The Waco tragedy, explained (2024)

A new Netflix documentary premiered this week, recounting one of the strangest and most tragic incidents in American religious history just before its 30th anniversary next month: the bloody ending of the siege between FBI agents and members of the Branch Davidian religious group in Waco, Texas.

For many people, Waco is a lurid story about a cult — a story that has lent itself to decades of sensationalist media coverage (and, recently, a television miniseries). It’s the story of a maniacal and apocalypse-minded cult leader, David Koresh, whose delusional stubbornness led to the deaths of 76 people. The 1993 media coverage of the Waco massacre — which depicted Koresh as a single-minded genius exerting power over his fellow Branch Davidians via mind control — has by now become the defining story of the siege. A 1993 Texas Monthly story captures this mentality well:

For 51 days federal agents camped outside the compound, paralyzed by their own ineptitude, while this notorious liar and con man was permitted to broadcast his incoherent message to the world. The authorities must have known that it was all a sham ... but Koresh had given them no choice. The feds were the hostages, the ones who were surrounded without hope. They kept assuring [the public] that they weren’t about to be drawn into a firefight, then permitted exactly that to happen. ... What happened at Mount Carmel was not suicide; it was Holy War. Just as Koresh had prophesied.

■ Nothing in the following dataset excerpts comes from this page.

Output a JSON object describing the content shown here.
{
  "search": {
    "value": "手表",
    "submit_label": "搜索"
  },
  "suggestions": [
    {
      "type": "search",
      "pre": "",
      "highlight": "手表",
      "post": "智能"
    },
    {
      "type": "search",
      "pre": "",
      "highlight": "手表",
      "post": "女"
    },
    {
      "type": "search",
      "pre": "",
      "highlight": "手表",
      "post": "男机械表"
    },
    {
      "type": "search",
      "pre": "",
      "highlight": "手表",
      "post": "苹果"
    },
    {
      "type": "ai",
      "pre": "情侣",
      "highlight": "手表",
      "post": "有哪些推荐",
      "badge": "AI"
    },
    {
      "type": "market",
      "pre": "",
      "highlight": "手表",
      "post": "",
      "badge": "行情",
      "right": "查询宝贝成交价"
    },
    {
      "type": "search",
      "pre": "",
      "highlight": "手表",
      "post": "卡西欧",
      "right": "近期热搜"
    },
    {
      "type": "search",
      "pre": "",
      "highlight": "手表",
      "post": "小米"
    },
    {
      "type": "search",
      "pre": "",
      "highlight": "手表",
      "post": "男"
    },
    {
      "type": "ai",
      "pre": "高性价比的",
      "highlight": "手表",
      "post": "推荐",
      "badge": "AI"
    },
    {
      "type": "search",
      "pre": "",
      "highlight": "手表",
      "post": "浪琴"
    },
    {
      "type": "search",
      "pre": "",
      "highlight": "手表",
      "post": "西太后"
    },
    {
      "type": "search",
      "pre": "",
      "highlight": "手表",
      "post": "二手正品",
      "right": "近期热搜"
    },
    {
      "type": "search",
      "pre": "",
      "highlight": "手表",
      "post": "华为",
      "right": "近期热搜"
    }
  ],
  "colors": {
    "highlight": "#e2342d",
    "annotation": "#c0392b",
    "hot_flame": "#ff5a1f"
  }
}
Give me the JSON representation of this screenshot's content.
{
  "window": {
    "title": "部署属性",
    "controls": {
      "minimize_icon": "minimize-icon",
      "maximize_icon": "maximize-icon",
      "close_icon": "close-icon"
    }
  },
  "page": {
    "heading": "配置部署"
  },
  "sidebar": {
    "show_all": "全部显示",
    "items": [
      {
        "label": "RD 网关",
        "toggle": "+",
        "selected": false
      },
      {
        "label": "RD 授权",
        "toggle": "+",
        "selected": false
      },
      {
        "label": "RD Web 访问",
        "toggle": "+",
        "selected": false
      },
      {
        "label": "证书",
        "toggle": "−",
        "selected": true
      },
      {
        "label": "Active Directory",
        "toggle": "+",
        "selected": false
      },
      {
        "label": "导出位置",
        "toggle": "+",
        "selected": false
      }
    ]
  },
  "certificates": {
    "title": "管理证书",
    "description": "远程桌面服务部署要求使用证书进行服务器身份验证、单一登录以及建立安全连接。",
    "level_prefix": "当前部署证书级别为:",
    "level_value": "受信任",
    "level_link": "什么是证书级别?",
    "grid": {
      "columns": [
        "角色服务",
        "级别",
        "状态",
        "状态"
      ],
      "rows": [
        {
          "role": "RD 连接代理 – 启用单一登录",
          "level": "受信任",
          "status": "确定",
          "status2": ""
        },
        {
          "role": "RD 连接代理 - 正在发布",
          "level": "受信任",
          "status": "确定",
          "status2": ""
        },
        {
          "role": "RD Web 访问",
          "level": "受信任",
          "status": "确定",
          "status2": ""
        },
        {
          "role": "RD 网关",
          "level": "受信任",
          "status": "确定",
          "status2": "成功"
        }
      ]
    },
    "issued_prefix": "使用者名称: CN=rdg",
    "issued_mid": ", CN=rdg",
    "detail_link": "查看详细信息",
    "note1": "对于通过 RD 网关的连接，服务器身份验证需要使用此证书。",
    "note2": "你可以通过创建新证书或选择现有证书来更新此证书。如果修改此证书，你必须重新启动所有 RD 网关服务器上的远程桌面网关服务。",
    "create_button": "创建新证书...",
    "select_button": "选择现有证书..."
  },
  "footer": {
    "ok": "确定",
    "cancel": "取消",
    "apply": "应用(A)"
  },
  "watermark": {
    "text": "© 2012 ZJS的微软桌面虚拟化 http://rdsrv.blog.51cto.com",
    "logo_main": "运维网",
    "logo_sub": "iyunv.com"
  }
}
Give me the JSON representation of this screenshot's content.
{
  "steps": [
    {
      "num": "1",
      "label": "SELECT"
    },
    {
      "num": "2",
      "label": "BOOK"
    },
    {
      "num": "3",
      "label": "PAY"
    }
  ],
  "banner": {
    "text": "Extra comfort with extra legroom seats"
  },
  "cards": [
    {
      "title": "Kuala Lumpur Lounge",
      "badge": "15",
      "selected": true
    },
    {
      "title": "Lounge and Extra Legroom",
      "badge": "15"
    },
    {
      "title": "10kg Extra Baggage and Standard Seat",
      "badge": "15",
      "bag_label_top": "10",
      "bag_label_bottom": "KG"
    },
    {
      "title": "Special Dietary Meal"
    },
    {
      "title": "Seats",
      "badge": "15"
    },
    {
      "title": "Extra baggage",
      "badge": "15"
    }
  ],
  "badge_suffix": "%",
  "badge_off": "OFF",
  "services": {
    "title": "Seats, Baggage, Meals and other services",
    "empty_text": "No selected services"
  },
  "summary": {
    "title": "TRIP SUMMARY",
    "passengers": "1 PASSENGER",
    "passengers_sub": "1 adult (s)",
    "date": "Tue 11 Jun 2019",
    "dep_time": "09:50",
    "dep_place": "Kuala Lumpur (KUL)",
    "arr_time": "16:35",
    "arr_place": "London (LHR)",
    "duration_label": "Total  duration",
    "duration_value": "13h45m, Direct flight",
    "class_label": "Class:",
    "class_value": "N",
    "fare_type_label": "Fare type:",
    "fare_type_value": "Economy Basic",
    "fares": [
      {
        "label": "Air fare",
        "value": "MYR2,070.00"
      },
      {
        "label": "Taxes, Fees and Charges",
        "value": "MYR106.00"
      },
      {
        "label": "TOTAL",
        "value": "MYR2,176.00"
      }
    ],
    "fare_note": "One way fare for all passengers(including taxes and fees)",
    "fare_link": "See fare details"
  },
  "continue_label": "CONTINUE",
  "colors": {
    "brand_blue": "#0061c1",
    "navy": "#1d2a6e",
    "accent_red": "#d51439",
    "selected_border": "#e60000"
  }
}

Media coverage almost uniformly referred to the Branch Davidians as a “cult” and was unsympathetic not just to Koresh but to his followers as well. A Newsweek article published during the ongoing siege, for example, uses as its closing kicker a quote from the estranged son of one Branch Davidian suggesting that the inhabitants of the Mount Carmel compound wanted to die: “They are waiting to get zapped up to heaven where they’ll be transformed and fight a war where they get to kill all their enemies. ... The only people that may be sorry are the parents who had to let their children be released.”

The prevailing narrative, in other words, presumed that all inhabitants of the Branch Davidian community were crazy, and that therefore, any violent means used against them would be justified.

Like the story of another so-called cult of the late 20th century — Jim Jones’s Peoples Temple, in which almost 1,000 people died by mass suicide — Waco persists in the popular imagination as a story about a group of people who brought their fate upon themselves. It shouldn’t.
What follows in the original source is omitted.